A lot can change just a few days into the season. Like the 4-0 Orioles suddenly becoming World Series favorites! But surprising starts, unforeseen injuries and unexpected roster-makers will mess with even the best laid plans. Let’s hit on all three below, in the form of AL outfielders.
David Murphy, Rangers
It’s time to get on board with the Murph. He started 2011 with a pinch-hit two-run double centerfielderoff Daniel Bard and a solo jack off Clay Buchholz, showing that his already-hot bat can catch up to top-notch gas. Even if he doesn’t wrest starting duties from Julio Borbon—despite some early criticism of his D, expect the speedy to keep the gig—Murphy will still, as the kids say, do what he do. The former first-rounder won’t wow, but he may just be the most consistent, most undervalued—heck, the most consistently undervalued—non-starting outfielder in baseball. And there is, indeed, value in consistency. Since 2008, he’s put up OPSs* of .786, .785 and .806, hit 28, 24 and 26 doubles, tallied 15, 17 and 12 homers and scored 64, 54 and 51 runs, all respectively. He struggles some against lefties (career .692 OPS), but the Rangers deploy him strategically, with just about one-third of his career plate apps coming vs. southpaws, thus limiting the damage to his rate stats (and yours). There’s also the injury-proneness of Josh Hamilton and Nelson Cruz, who have topped 140 games played just once between them, so Murph is a safe bet to get more PT than your typical backup. In fact, he’s notched 415, 432 and 419 at-bats the past three seasons. What was that about consistency?

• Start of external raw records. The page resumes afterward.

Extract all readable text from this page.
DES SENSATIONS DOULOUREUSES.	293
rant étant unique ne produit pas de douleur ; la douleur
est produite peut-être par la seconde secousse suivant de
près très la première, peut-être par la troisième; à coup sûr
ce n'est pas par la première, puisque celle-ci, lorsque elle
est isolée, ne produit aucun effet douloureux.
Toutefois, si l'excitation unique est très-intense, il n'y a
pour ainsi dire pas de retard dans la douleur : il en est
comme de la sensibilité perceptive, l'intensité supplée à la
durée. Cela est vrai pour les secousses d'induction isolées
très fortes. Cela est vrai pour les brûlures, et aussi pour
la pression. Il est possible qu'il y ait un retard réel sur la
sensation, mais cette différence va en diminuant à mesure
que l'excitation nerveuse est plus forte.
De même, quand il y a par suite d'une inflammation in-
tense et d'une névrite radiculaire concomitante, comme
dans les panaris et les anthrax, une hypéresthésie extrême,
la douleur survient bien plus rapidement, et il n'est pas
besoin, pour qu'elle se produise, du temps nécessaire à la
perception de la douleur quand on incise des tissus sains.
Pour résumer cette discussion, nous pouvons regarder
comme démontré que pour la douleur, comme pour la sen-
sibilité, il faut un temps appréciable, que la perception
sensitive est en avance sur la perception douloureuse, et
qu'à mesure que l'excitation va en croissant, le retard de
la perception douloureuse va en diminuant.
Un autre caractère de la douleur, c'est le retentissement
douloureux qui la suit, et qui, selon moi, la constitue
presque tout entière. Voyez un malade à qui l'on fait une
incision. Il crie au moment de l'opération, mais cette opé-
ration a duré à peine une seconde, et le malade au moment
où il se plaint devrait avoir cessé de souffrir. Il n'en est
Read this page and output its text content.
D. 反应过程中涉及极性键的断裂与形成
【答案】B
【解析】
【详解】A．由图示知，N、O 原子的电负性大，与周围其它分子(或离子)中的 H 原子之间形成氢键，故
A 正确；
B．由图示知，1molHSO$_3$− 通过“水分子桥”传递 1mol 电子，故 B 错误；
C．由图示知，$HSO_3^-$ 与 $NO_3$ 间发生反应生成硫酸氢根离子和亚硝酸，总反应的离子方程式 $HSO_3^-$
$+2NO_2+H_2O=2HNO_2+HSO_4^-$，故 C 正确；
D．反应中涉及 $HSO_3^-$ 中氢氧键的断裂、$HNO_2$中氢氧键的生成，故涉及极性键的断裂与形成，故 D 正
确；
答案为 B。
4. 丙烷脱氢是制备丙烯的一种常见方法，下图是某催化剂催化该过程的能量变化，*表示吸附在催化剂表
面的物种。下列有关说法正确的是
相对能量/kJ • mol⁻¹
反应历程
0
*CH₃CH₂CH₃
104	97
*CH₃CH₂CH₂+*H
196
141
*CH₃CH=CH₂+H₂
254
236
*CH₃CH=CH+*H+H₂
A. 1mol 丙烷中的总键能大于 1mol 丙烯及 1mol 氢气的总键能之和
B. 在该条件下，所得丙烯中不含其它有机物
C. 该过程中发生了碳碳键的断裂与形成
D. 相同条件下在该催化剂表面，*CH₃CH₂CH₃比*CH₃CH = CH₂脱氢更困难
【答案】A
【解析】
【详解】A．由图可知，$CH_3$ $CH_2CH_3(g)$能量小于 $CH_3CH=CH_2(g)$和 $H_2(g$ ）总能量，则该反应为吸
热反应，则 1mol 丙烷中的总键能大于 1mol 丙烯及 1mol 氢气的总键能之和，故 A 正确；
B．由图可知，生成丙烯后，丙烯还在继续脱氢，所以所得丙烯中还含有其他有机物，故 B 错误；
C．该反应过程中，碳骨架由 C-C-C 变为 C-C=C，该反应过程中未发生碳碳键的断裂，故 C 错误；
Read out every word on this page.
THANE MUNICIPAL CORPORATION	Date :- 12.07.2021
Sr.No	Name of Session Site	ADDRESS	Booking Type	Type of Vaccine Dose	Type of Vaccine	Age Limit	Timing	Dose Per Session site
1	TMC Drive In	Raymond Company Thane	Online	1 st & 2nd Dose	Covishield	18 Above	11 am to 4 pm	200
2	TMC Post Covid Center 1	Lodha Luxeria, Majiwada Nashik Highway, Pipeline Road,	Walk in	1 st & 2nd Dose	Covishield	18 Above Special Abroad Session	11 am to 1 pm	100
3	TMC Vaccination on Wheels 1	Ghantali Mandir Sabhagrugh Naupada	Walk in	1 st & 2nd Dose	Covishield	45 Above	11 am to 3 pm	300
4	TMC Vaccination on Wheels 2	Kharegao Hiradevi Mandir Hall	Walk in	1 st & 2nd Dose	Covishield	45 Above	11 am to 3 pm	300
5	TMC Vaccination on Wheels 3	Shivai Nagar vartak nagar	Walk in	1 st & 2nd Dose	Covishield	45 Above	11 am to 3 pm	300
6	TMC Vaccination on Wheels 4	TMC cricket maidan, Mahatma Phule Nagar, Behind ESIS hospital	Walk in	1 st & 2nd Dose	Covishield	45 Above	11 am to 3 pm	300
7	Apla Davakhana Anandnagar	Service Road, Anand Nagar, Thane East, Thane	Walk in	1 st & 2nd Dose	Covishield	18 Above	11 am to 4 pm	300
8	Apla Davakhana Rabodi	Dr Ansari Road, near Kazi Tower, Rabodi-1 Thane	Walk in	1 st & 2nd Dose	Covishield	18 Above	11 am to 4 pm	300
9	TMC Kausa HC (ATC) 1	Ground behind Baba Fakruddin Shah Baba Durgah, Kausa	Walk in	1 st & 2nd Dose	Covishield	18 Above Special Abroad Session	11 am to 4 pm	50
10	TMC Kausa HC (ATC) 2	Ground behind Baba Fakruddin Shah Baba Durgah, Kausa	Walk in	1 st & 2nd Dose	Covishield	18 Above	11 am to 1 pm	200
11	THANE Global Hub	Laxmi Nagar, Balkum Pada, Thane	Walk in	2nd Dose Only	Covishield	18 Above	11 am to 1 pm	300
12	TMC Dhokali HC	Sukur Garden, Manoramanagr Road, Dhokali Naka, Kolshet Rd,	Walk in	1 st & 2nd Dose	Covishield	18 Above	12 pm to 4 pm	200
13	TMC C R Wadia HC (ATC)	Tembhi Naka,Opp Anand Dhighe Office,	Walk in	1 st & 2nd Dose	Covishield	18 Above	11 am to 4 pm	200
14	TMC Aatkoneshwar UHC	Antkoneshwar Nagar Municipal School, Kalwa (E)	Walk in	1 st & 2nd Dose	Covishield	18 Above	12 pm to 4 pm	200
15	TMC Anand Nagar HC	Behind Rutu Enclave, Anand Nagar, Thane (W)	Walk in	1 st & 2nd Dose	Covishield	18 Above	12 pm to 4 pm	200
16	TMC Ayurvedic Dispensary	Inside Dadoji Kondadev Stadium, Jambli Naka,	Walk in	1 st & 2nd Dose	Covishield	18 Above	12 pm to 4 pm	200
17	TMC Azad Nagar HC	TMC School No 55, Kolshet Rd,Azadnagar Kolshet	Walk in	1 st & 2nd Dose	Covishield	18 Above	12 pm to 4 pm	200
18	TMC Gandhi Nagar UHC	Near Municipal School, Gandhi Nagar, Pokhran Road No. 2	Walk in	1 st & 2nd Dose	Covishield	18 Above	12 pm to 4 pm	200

*What, exactly, is the plural of OPS?
Felix Pie, Orioles
You’ll forgive me if I often confuse Pie with Corey Patterson. After all, both were big-time Cubs outfield prospects rushed to the bigs so Chicago could put their Raw Toolsy Goodness™ to use, only to fail to meet expectations and get shipped off to Baltimore. Actually, Patterson made his obligatory annual reappearance last year as an Oriole, in part because Pie had issues. (Also, both last names? Start with the letter “P”!) For all his faults—and there were plenty—Patterson actually revived his career in his first go-round as an Oriole in 2006, thanks in large part to a career-best 45 swipes. Pie doesn’t have that weapon in his arsenal, but he does have three things working in his favor: 1) At 26, there’s still time for him to “get it,” which is what made him a popular sleeper candidate a year ago, until he strained his latissimus dorsi* and missed almost three months, thus torpedoing his fantasy momentum; 2) his defense will keep him in the mix because Buck Showalter won’t want to trust Luke Scott in left more than he has to, especially if the O’s continue to prove they’re good enough to be competitive in most games; and 3) Scott is currently hampered by a groin injury, which could have something to do with the fact that he’s not used to playing the field regularly (since the start of 2009: 42 outfield games) and almost definitely will make him even more of a liability with the leather once he’s back out there. Unlike Murphy, Pie doesn’t need to be owned in anything shallower than AL-only or 14-team mixed leagues, but he has an opportunity to break the 300-AB barrier for the first time in his career, making double digits in both homers and steals possible. That should be enough to prevent Patterson from resurfacing in Baltimore again this year.
*That would be a sweet band name, no?
Jarrod Dyson, Royals
Melky Cabrera sure has a fun first name.* And gee, he probably tries real hard. But he was arguably the worst player in baseball last year, and he has somehow tricked the Yankees, Braves and now Royals into giving him a starting job despite owning the fifth-worst ISO (.113) among starting outfielders since 2006. So basically, KC’s choice is: Give regular time to a guy with no real worth and absolutely no upside, or give some of that time to, well, anyone else. There’s obviously no guarantee that Ned Yost & Co. will make the right choice on this, but if the first few games are any indication, there at least appears to be a chance that speed monger Dyson, who wasn’t even expected to break camp with the team, will get some run. (See what I did there?) And if there’s one thing the 26-year-old can do, it’s run: In 305 minor-league games, Dyson has thieved 131 bags, so whenever he gets on base, he’s got the evergreen light. Just this past weekend, he stole two bases (second and third, consecutively) as a late-game pinch-runner. He’s strictly a speed play (only two career homers between majors and minors), and Lorenzo Cain, the better all-around CF prospect, is looming, so don’t expect him to take the job and…run…with…it…but Dyson could be the type of streaky steal guy who nabs five bases in a week, even if he only gets 10 ABs. Best course of action is to monitor how the Royals play it, and if Dyson starts a couple games in a row—pounce. And fast.
*Every time I say it out loud, I think of this scene from A League Of Their Own.